Pathologists and microbiologists of our country are playing significant role in diagnosing
AIDS-associated infections; however the data is not well published. Hence a structured questionnaire was
designed to a) know available techniques/infrastructure/practices in pathology and microbiology for
laboratory diagnosis of AIDS associated infections and b) to know frequency and type of various AIDS
associated infections prevalent nation wide. The questionnaire was sent through posts to
pathologists/microbiologists working in various medical institutes Some of the participants have
responded to the questionnaire and the preliminary observations showed that tuberculosis is the most
frequently identified infection (60%) in patients with HIV/AIDS. The prevalence of other infectious
agents is similar to those observed in our autopsy reports.
The current practices in pathology and microbiology can help in diagnosis of commonly identified
infections such as tuberculosis. However there is need of molecular diagnosis and species identification
of Mycobacterium species. The techniques available for tissue diagnosis of CMV, Papova, and Toxoplasma
gondii by immunohistochemistry are not available in more than 99% institutes. Similarly a facility for
diagnosis of pneumocystis carinii by direct fluorescent antibody technique is also not available in many
centers. Diagnosis of microsporidia is also not possible due to deficiencies in laboratory techniques.

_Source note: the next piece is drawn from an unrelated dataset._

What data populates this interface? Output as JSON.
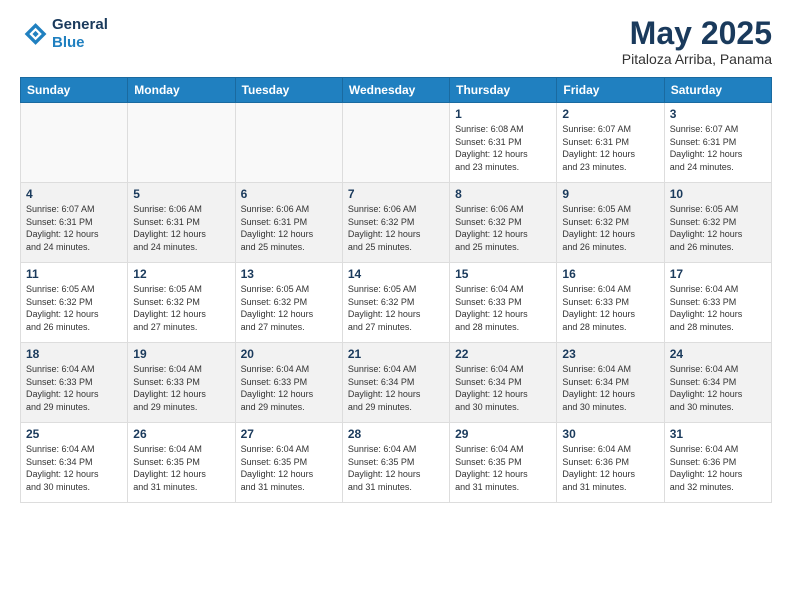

Hence for India and other developing countries, there is a need to develop standards of practice for
pathologists, microbiologists and technicians. Training of committed pathologists and microbiologists to
acquire skills in diagnosis of AIDS associated infections is essential. All developing countries need
assistance to establish a state of art pathology and microbiology laboratory where all
facilities/technologies for diagnosis of AIDS associated infections is available.
Since significant data of HIV/AIDS associated infections in India remains unpublished, there is a need
for establishment of AIDS registry. The registry will facilitate recording of AIDS associated infections
and cancers through which national data may emerge. The information on opportunistic infections
generated through such registry will be useful for development of strategies for laboratory diagnosis of
AIDS associated infections and for better management of HIV infected patients.